Concurso Enescu (IV): Piano
エネスコ国際コンクール(IV):ピアノ部門
第20回ジョルジュ・エネスコ国際コンクール(ブカレスト)の最終部門はピアノに捧げられます。50名の参加者による第1ラウンドは、9月10日から12日までブカレスト国立音楽大学のジョルジュ・エネスコ・ホールで行われます。ここから12名が選抜され、9月14日と15日に同会場で第2ラウンドが行われます。準決勝は9月17日、決勝は9月19日に、いずれもルーマニア・アテネウムで開催されます。
この第1ラウンドにスペインやラテンアメリカからの参加者はいません。一方で東アジア出身のピアニストの存在感は非常に大きく、ヴァイオリンやチェロ部門よりも多い状況です。アジア諸国から他国(米国やカナダなど)へ帰化した演奏者を除き、中国、日本、韓国、台湾、香港から参加するピアニストは40名で、候補者の80%を占めます(ヴァイオリン部門は21名、チェロ部門は18名)。また、ロシアからの参加者が1名のみでウクライナからの参加者がいないことも注目されますが、審査員や第1ラウンドで演奏される作曲家の中では「ロシア派」の割合が非常に高くなっています。
第1ラウンドの課題
この第1ラウンドでは、ピアニストは最大30分間のリサイタルを行う必要があり、以下の曲目を含めることが義務付けられています。

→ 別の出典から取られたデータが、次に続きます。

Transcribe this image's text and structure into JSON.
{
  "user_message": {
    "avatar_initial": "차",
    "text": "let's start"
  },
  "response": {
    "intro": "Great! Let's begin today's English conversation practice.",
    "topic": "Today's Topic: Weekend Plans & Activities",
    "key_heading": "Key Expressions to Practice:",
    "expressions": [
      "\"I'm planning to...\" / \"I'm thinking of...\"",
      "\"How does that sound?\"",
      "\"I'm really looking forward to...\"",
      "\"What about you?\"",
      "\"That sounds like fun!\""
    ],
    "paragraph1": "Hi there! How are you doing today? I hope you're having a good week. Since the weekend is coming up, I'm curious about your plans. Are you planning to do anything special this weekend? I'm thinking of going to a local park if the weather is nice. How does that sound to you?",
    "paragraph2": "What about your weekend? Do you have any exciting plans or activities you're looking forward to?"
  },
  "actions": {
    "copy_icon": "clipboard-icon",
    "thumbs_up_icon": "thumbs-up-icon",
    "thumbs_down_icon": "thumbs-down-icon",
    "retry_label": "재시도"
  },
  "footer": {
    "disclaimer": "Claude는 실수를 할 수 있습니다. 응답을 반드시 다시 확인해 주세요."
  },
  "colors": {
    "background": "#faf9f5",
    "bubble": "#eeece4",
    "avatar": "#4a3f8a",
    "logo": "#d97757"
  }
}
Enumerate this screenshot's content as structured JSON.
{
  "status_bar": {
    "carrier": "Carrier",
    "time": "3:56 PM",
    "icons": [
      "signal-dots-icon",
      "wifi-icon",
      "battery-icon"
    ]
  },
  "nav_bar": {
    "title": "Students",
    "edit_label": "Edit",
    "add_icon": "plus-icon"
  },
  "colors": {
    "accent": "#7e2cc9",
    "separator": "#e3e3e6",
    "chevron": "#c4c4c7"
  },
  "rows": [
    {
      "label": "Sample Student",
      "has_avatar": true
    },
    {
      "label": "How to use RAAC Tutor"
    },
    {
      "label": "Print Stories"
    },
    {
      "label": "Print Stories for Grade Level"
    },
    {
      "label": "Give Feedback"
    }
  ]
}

a) ヨハン・セバスティアン・バッハ『平均律クラヴィーア曲集』第1巻または第2巻よりプレリュードとフーガ
b) ショパンまたはフランツ・リストの練習曲から候補者が選択したヴィルトゥオーゾ練習曲
c) 以下の作曲家から候補者が選択した20世紀および21世紀の作品:レラ・アウエルバッハ、グラジナ・バツェヴィチ、ベラ・バルトーク、アルバン・ベルク、リリ・ブーランジェ、クロード・ドビュッシー、ソフィア・グバイドゥーリナ、パウル・ヒンデミット、ニコライ・メトネル、カミーユ・ペパン、セルゲイ・プロコフィエフ、モーリス・ラヴェル、アレクサンドル・スクリャービン(op. 53以降)、ドミートリイ・ショスタコーヴィチ、またはイーゴリ・ストラヴィンスキー。
候補者リストと審査員
第1ラウンドの参加者50名は以下の通りです。
Florian Albrecht (ドイツ), Jinwoo Bae (韓国), Yangrui Cai (中国), Zheng Chen (中国), Linxi Chen (中国), Yiyang Chen (中国), Wooseok Choi (ドイツ), Inya Maria Cutova (ルーマニア), Yeonsoo Do (韓国), Zhengyang Fan (中国), Caoyuan Feng (中国), Yanyuan Feng (中国), Arisa Fujisawa (日本), Mitsuki Fukuhara (日本), Rina Harada (日本), Chaewon Kim (韓国), Jiyoung Kim (韓国), Ye-Eun Kim (韓国), Momoko Kimura (日本), Fedor Kossyi (ロシア), Hongseok Lee (韓国), Jeyu Lee (韓国), Jeongwoo Lee (韓国), Yizhe Li (中国), Yiyang Li (中国), Junrong Li (中国), Xiaoxuan Li (中国), Yuanzhe Lin (中国), Shen Lin (中国), Yu-Chieh Lin (台湾), Pin-Hong Lin (台湾), Yongqiu Liu (中国), Sacha Morin (フランス), Seunghyuk Na (韓国), Yeondong Park (韓国), Hyun Park (韓国), Jooyoung Park (韓国), Alexandru-Ștefan Plăcintă (ルーマニア), Yiyang Pu (中国), Zuzanna Sejbuk (ポーランド), Reed Tetzloff (米国), Rong Tian (中国), Anson Ying Shun Wong (香港), Boyang Wu (中国), Lin Ye (中国), Taewoong Yoo (韓国), Zhiqiao Zhang (中国), Shuhang Zhao (中国)。
審査員は以下の通りです:リリヤ・ジルベルシュテイン(審査員長)、ヴォフカ・アシュケナージ、ダナ・ボルシャン、ディディエ・ド・コティニー、アンソニー・フォッグ、ネルソン・ゲルナー、マリー=アンジュ・ヌッチ、レナ・シェレシェフスカヤ、ラルカ・シュティルバツ。